Methods of Prospering Together

A refresh on the history, impact and future value of Humanitarian Storytelling

Faces of our friends in the MotM migrant community. ©Pamela Kerpius/Migrants of the Mediterranean

 

By:
Nick O’Connell
EU Political Analyst

Published:
27 December 2022



Migrants of the Mediterranean (MotM)
was founded at an inflection point in Europe’s increased mishandling, and understanding, of traffic on the Central Mediterranean migration route in 2016. Years later, the relationships with hundreds of people who have made the journey to Europe continue.

Through its extensive Journey Story Archive, MotM is building an historical record that would otherwise go lost. It’s work that derives its impact from the deeply personal connections its correspondents build with the people profiled. In this sense, MotM is unique.

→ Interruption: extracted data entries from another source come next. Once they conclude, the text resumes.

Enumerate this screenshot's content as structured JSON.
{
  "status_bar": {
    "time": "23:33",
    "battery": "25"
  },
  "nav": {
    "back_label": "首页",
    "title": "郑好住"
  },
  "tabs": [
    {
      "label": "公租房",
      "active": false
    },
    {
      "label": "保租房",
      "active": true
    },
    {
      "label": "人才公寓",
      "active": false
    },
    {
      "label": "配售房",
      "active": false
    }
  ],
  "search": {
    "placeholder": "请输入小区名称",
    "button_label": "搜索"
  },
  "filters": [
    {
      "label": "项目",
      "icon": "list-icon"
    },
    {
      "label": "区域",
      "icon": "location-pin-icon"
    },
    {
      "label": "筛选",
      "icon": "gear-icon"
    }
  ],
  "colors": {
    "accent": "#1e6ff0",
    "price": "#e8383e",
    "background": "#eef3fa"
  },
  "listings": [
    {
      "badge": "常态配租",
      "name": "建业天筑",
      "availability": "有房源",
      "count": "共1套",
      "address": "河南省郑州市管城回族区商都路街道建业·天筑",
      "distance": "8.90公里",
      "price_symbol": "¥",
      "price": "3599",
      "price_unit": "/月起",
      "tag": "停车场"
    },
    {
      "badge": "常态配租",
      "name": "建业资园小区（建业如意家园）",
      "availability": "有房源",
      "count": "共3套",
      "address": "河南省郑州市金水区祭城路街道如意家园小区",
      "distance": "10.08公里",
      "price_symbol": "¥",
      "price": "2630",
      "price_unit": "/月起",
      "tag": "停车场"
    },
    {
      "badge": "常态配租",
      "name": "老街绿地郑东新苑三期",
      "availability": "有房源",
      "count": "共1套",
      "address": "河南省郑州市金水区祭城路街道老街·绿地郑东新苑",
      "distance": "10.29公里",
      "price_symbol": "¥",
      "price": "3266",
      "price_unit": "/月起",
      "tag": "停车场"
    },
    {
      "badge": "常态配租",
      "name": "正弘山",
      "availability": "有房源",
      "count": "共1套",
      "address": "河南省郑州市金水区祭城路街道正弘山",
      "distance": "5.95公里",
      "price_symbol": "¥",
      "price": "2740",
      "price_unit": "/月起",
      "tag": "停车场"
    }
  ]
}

When we first launched The Beyond, the official blog at the organization, we wanted to create a library of resources to understand the wider geopolitical environment, providing the tools to put each Journey Story into a larger perspective. MotM Journey Stories underline the resilience, hopefulness, and drive of people crossing the Mediterranean. They also shed light on the harsh reality of these journeys, often filled with violence and cruelty.

On the other hand, The Beyond adds an additional, albeit most often frustrating, layer of context. It reveals an alarming trend of European governments going lengths to stop people from reaching its shores. These actions would border on the comical if they were not so inhumane.

This is what we call a turning point.
People can no longer deny the reality around them.
 
 


When MotM Founder Pamela Kerpius first landed in Lampedusa, Italy in 2016, the country and the EU at large were still responding to the growing number of arrivals in a semi-coherent manner. Most joint operations at the time were still focused on saving lives at sea. NGO operations were not yet criminalized, although tensions between crews and authorities were already showing signs of fracture over rules of engagement in Search and Rescue areas. Yet, through her reporting and observations, Kerpius already alluded to a growing discomfort among Italians, evermore visible on an island that lives and breathes migration.

With increasing opposition to government-run rescue operations, countries like Italy began disengaging from the Mediterranean, shifting their focus instead from saving lives to closing borders and criminalizing those at sea, both NGO rescuers and migrants alike. In other words, institutions gave in to the allure of instant gratification offered by populist and far-right movements, ones that just said “No” to a problem – a show of might – that has contributed to the dehumanization of thousands of people. Many of whom, years later, remain living within Italian and European territory.

This has a consequence.

At its inception, MotM Journey Stories were shedding light on a reality that few knew of. Treacherous journeys through war zones, deserts, and the Mediterranean. Inhumane experiences of torture and abuse in illegal prisons across Libya. The near monopoly smugglers and militias hold on the lives of thousands. In other words, MotM was at the forefront of the worsening situation unfolding on this route.

Now, this reality is widely understood and studied across Europe, and no policymaker or even citizen can deny knowing about it. This is what we call a turning point. People can no longer deny the reality around them, hide behind ignorance, which may have been the case years before.

Instead we have moved to a period of complacency. The continuous vilification of those trying to reach Europe, the laws written to make non-governmental rescue at sea prohibitively expensive, and the direct European line of funding to the Libyan system of “migrant holding centers,” which are widely accepted as illegal prisons and detention centers; all of this must be understood for what it is, an acceptance of a system that acts against the integrity of humanity.

We do this in the name of border security. We do this for the chance to scapegoat an enemy for the self-created instability we feel in our societies.

This may sound like a bleak read of Europe’s moral integrity, and incongruent to the democratic, liberal, and human rights-based values it globally promotes. But we have to see that in order to understand the impact MotM and organizations like it have had on the lives of the people these policies affect.

It’s a matter of integration. Something we’ve learned has been denied people in the migrant community. For some African migrants, they’ve never sat at the same table with an Italian before.

Like our colleague, Italy Correspondent Chiara Iacuzio wrote last week, she was the first Italian to sit down for coffee with Promise (story forthcoming) and Andrew, two friends of MotM who we’ve known for years. When Chiara met with them in September 2022, they had already been in Italy for six years.

Six years.

It goes to show that policies devised at an institutional level have had a domino effect on its citizens, who in turn treat the same people as extraneous. Illegals. A problem.

At MotM, we are committed to getting in front of this wave of exclusion. We do that by sharing the stories of the people in the migrant community who inspire us, people with whom we find a shared home. Our goal is to prevent a legacy of hate and dehumanization to ever take root, and to break this cycle of vilification so that we may all prosper together.